NOVOS MEIOS DE PROVA
ÓNUS DA PROVA
RELATÓRIO
PROVA PERICIAL
IDONEIDADE DO MEIO
PRINCÍPIO DISPOSITIVO
PRINCÍPIO DO CONTRADITÓRIO
PRINCÍPIO DA AUTORRESPONSABILIDADE DAS PARTES
Sumário


I. O relatório pericial e ficheiros logs extraídos de máquina objeto de exame não são dotados da natureza e características de documento para efeitos do disposto no artigo 696º alínea c) do CPC.
II. No recurso de revisão fundado no artigo 696º alínea c) do Código de Processo Civil, o relatório pericial, que só posteriormente ao trânsito em julgado da decisão proferida nos autos principais veio a ser requerido e realizado noutro processo, não beneficia dos requisitos da novidade objetiva e subjetiva.
III.A proposição de meios de prova é um ónus das partes decorrente dos princípios da autorresponsabilização e do dispositivo.

Texto Integral


ACORDAM OS JUÍZES DA 1ª SECÇÃO DO SUPREMO TRIBUNAL DE JUSTIÇA

I.GANDY DIGITAL N.V., sociedade comercial de direito belga, com sede na Antuérpia, na Localização 1 Zaventem, contribuinte fiscal número BE ..........01, deduziu, por apenso aos respetivos autos, o presente recurso de revisão, do acórdão proferido por este Supremo Tribunal em 25 de maio de 2021, já transitado em julgado, demandando HELICORTE-ARTES GRÁFICAS E INFORMÁTICAS, LDA., NIPC .......43, sociedade comercial por quotas com sede na Localização 2, Milheirós, ... Maia.

Requereu:

A revogação do referido acórdão do Supremo Tribunal de Justiça de 25 de maio de 2021 e a sua substituição por decisão que julgue improcedente a ação intentada por Helicorte –Artes Gráficas e Informática, Lda., confirmando-se a decisão do Tribunal da Relação do Porto com o reconhecimento da validade e eficácia do contrato de compra e venda discutido nos autos, sem direito de resolução ou restituição do preço;

Invocou em síntese que:

i.

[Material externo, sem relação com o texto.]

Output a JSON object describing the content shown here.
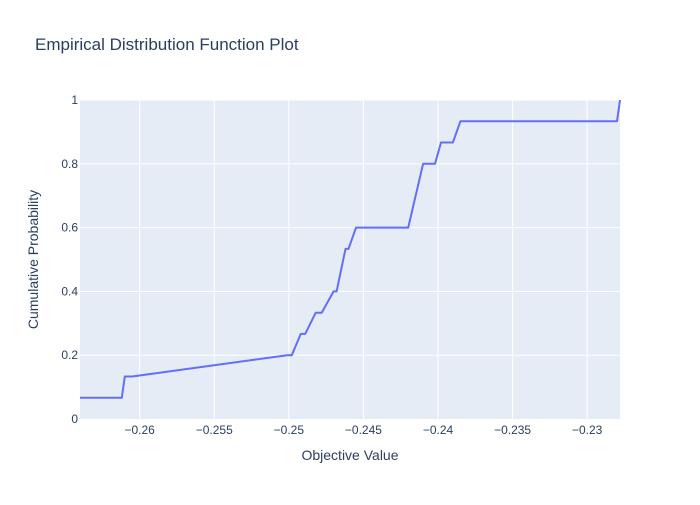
{
  "colors": {
    "plot_bg": "#e5ecf6",
    "grid": "#ffffff",
    "line": "#636efa",
    "text": "#2a3f5f"
  },
  "chart_data": {
    "type": "line",
    "line_shape": "linear-step",
    "title": "Empirical Distribution Function Plot",
    "xlabel": "Objective Value",
    "ylabel": "Cumulative Probability",
    "xlim": [
      -0.264,
      -0.2278
    ],
    "ylim": [
      0,
      1
    ],
    "grid": true,
    "x_ticks": [
      -0.26,
      -0.255,
      -0.25,
      -0.245,
      -0.24,
      -0.235,
      -0.23
    ],
    "x_tick_labels": [
      "−0.26",
      "−0.255",
      "−0.25",
      "−0.245",
      "−0.24",
      "−0.235",
      "−0.23"
    ],
    "y_ticks": [
      0,
      0.2,
      0.4,
      0.6,
      0.8,
      1
    ],
    "y_tick_labels": [
      "0",
      "0.2",
      "0.4",
      "0.6",
      "0.8",
      "1"
    ],
    "series": [
      {
        "x": [
          -0.264,
          -0.2612,
          -0.261,
          -0.2605,
          -0.2501,
          -0.2498,
          -0.2492,
          -0.2489,
          -0.2482,
          -0.2478,
          -0.247,
          -0.2468,
          -0.2462,
          -0.246,
          -0.2455,
          -0.2452,
          -0.242,
          -0.241,
          -0.2402,
          -0.2398,
          -0.239,
          -0.2385,
          -0.228,
          -0.2278
        ],
        "y": [
          0.0667,
          0.0667,
          0.1333,
          0.1333,
          0.2,
          0.2,
          0.2667,
          0.2667,
          0.3333,
          0.3333,
          0.4,
          0.4,
          0.5333,
          0.5333,
          0.6,
          0.6,
          0.6,
          0.8,
          0.8,
          0.8667,
          0.8667,
          0.9333,
          0.9333,
          1.0
        ]
      }
    ]
  }
}
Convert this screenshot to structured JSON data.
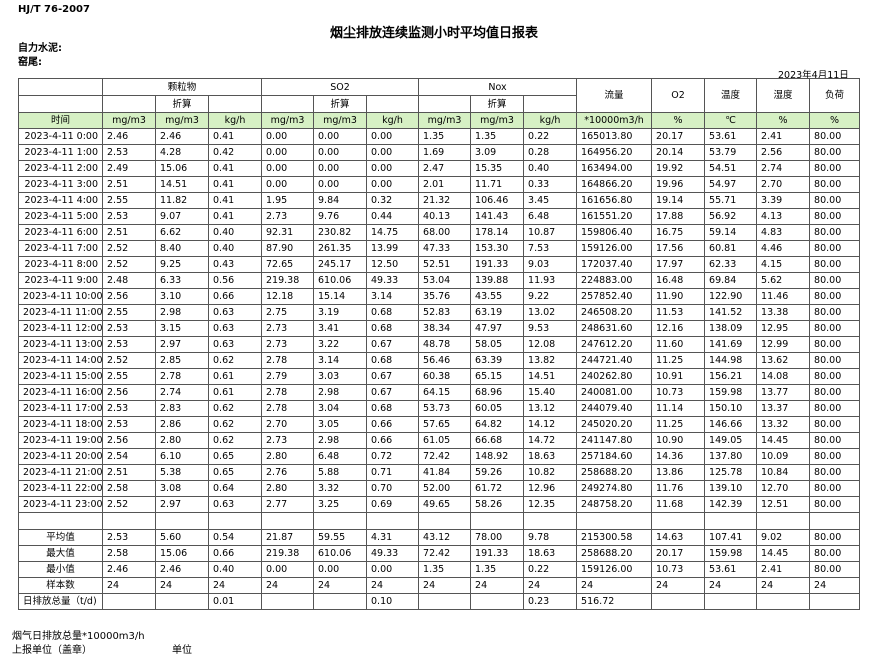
{
  "header": {
    "standard": "HJ/T  76-2007",
    "title": "烟尘排放连续监测小时平均值日报表",
    "company": "自力水泥:",
    "unit": "窑尾:",
    "date": "2023年4月11日"
  },
  "table": {
    "groups": [
      "颗粒物",
      "SO2",
      "Nox",
      "流量",
      "O2",
      "温度",
      "湿度",
      "负荷"
    ],
    "converted": [
      "折算",
      "折算",
      "折算"
    ],
    "time_label": "时间",
    "units": [
      "mg/m3",
      "mg/m3",
      "kg/h",
      "mg/m3",
      "mg/m3",
      "kg/h",
      "mg/m3",
      "mg/m3",
      "kg/h",
      "*10000m3/h",
      "%",
      "℃",
      "%",
      "%"
    ],
    "rows": [
      [
        "2023-4-11 0:00",
        "2.46",
        "2.46",
        "0.41",
        "0.00",
        "0.00",
        "0.00",
        "1.35",
        "1.35",
        "0.22",
        "165013.80",
        "20.17",
        "53.61",
        "2.41",
        "80.00"
      ],
      [
        "2023-4-11 1:00",
        "2.53",
        "4.28",
        "0.42",
        "0.00",
        "0.00",
        "0.00",
        "1.69",
        "3.09",
        "0.28",
        "164956.20",
        "20.14",
        "53.79",
        "2.56",
        "80.00"
      ],
      [
        "2023-4-11 2:00",
        "2.49",
        "15.06",
        "0.41",
        "0.00",
        "0.00",
        "0.00",
        "2.47",
        "15.35",
        "0.40",
        "163494.00",
        "19.92",
        "54.51",
        "2.74",
        "80.00"
      ],
      [
        "2023-4-11 3:00",
        "2.51",
        "14.51",
        "0.41",
        "0.00",
        "0.00",
        "0.00",
        "2.01",
        "11.71",
        "0.33",
        "164866.20",
        "19.96",
        "54.97",
        "2.70",
        "80.00"
      ],
      [
        "2023-4-11 4:00",
        "2.55",
        "11.82",
        "0.41",
        "1.95",
        "9.84",
        "0.32",
        "21.32",
        "106.46",
        "3.45",
        "161656.80",
        "19.14",
        "55.71",
        "3.39",
        "80.00"
      ],
      [
        "2023-4-11 5:00",
        "2.53",
        "9.07",
        "0.41",
        "2.73",
        "9.76",
        "0.44",
        "40.13",
        "141.43",
        "6.48",
        "161551.20",
        "17.88",
        "56.92",
        "4.13",
        "80.00"
      ],
      [
        "2023-4-11 6:00",
        "2.51",
        "6.62",
        "0.40",
        "92.31",
        "230.82",
        "14.75",
        "68.00",
        "178.14",
        "10.87",
        "159806.40",
        "16.75",
        "59.14",
        "4.83",
        "80.00"
      ],
      [
        "2023-4-11 7:00",
        "2.52",
        "8.40",
        "0.40",
        "87.90",
        "261.35",
        "13.99",
        "47.33",
        "153.30",
        "7.53",
        "159126.00",
        "17.56",
        "60.81",
        "4.46",
        "80.00"
      ],
      [
        "2023-4-11 8:00",
        "2.52",
        "9.25",
        "0.43",
        "72.65",
        "245.17",
        "12.50",
        "52.51",
        "191.33",
        "9.03",
        "172037.40",
        "17.97",
        "62.33",
        "4.15",
        "80.00"
      ],
      [
        "2023-4-11 9:00",
        "2.48",
        "6.33",
        "0.56",
        "219.38",
        "610.06",
        "49.33",
        "53.04",
        "139.88",
        "11.93",
        "224883.00",
        "16.48",
        "69.84",
        "5.62",
        "80.00"
      ],
      [
        "2023-4-11 10:00",
        "2.56",
        "3.10",
        "0.66",
        "12.18",
        "15.14",
        "3.14",
        "35.76",
        "43.55",
        "9.22",
        "257852.40",
        "11.90",
        "122.90",
        "11.46",
        "80.00"
      ],
      [
        "2023-4-11 11:00",
        "2.55",
        "2.98",
        "0.63",
        "2.75",
        "3.19",
        "0.68",
        "52.83",
        "63.19",
        "13.02",
        "246508.20",
        "11.53",
        "141.52",
        "13.38",
        "80.00"
      ],
      [
        "2023-4-11 12:00",
        "2.53",
        "3.15",
        "0.63",
        "2.73",
        "3.41",
        "0.68",
        "38.34",
        "47.97",
        "9.53",
        "248631.60",
        "12.16",
        "138.09",
        "12.95",
        "80.00"
      ],
      [
        "2023-4-11 13:00",
        "2.53",
        "2.97",
        "0.63",
        "2.73",
        "3.22",
        "0.67",
        "48.78",
        "58.05",
        "12.08",
        "247612.20",
        "11.60",
        "141.69",
        "12.99",
        "80.00"
      ],
      [
        "2023-4-11 14:00",
        "2.52",
        "2.85",
        "0.62",
        "2.78",
        "3.14",
        "0.68",
        "56.46",
        "63.39",
        "13.82",
        "244721.40",
        "11.25",
        "144.98",
        "13.62",
        "80.00"
      ],
      [
        "2023-4-11 15:00",
        "2.55",
        "2.78",
        "0.61",
        "2.79",
        "3.03",
        "0.67",
        "60.38",
        "65.15",
        "14.51",
        "240262.80",
        "10.91",
        "156.21",
        "14.08",
        "80.00"
      ],
      [
        "2023-4-11 16:00",
        "2.56",
        "2.74",
        "0.61",
        "2.78",
        "2.98",
        "0.67",
        "64.15",
        "68.96",
        "15.40",
        "240081.00",
        "10.73",
        "159.98",
        "13.77",
        "80.00"
      ],
      [
        "2023-4-11 17:00",
        "2.53",
        "2.83",
        "0.62",
        "2.78",
        "3.04",
        "0.68",
        "53.73",
        "60.05",
        "13.12",
        "244079.40",
        "11.14",
        "150.10",
        "13.37",
        "80.00"
      ],
      [
        "2023-4-11 18:00",
        "2.53",
        "2.86",
        "0.62",
        "2.70",
        "3.05",
        "0.66",
        "57.65",
        "64.82",
        "14.12",
        "245020.20",
        "11.25",
        "146.66",
        "13.32",
        "80.00"
      ],
      [
        "2023-4-11 19:00",
        "2.56",
        "2.80",
        "0.62",
        "2.73",
        "2.98",
        "0.66",
        "61.05",
        "66.68",
        "14.72",
        "241147.80",
        "10.90",
        "149.05",
        "14.45",
        "80.00"
      ],
      [
        "2023-4-11 20:00",
        "2.54",
        "6.10",
        "0.65",
        "2.80",
        "6.48",
        "0.72",
        "72.42",
        "148.92",
        "18.63",
        "257184.60",
        "14.36",
        "137.80",
        "10.09",
        "80.00"
      ],
      [
        "2023-4-11 21:00",
        "2.51",
        "5.38",
        "0.65",
        "2.76",
        "5.88",
        "0.71",
        "41.84",
        "59.26",
        "10.82",
        "258688.20",
        "13.86",
        "125.78",
        "10.84",
        "80.00"
      ],
      [
        "2023-4-11 22:00",
        "2.58",
        "3.08",
        "0.64",
        "2.80",
        "3.32",
        "0.70",
        "52.00",
        "61.72",
        "12.96",
        "249274.80",
        "11.76",
        "139.10",
        "12.70",
        "80.00"
      ],
      [
        "2023-4-11 23:00",
        "2.52",
        "2.97",
        "0.63",
        "2.77",
        "3.25",
        "0.69",
        "49.65",
        "58.26",
        "12.35",
        "248758.20",
        "11.68",
        "142.39",
        "12.51",
        "80.00"
      ]
    ],
    "summary": [
      [
        "平均值",
        "2.53",
        "5.60",
        "0.54",
        "21.87",
        "59.55",
        "4.31",
        "43.12",
        "78.00",
        "9.78",
        "215300.58",
        "14.63",
        "107.41",
        "9.02",
        "80.00"
      ],
      [
        "最大值",
        "2.58",
        "15.06",
        "0.66",
        "219.38",
        "610.06",
        "49.33",
        "72.42",
        "191.33",
        "18.63",
        "258688.20",
        "20.17",
        "159.98",
        "14.45",
        "80.00"
      ],
      [
        "最小值",
        "2.46",
        "2.46",
        "0.40",
        "0.00",
        "0.00",
        "0.00",
        "1.35",
        "1.35",
        "0.22",
        "159126.00",
        "10.73",
        "53.61",
        "2.41",
        "80.00"
      ],
      [
        "样本数",
        "24",
        "24",
        "24",
        "24",
        "24",
        "24",
        "24",
        "24",
        "24",
        "24",
        "24",
        "24",
        "24",
        "24"
      ],
      [
        "日排放总量（t/d)",
        null,
        null,
        "0.01",
        null,
        null,
        "0.10",
        null,
        null,
        "0.23",
        "516.72",
        null,
        null,
        null,
        null
      ]
    ]
  },
  "footer": {
    "note": "烟气日排放总量*10000m3/h",
    "reporter": "上报单位（盖章）",
    "unit": "单位"
  }
}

O presente recurso é interposto ao abrigo do artigo 696º, alínea c), do Código de Processo Civil, por ter surgido prova nova e decisiva que, só por si, é suficiente para modificar a decisão em sentido mais favorável à Recorrente.

ii. O acórdão do Supremo Tribunal de Justiça que repristinou a sentença de 1.ª instância, assentou na convicção de que a máquina vendida pela Recorrente se encontrava imobilizada e inutilizável desde agosto de 2015, justificando a resolução do contrato pela Recorrida.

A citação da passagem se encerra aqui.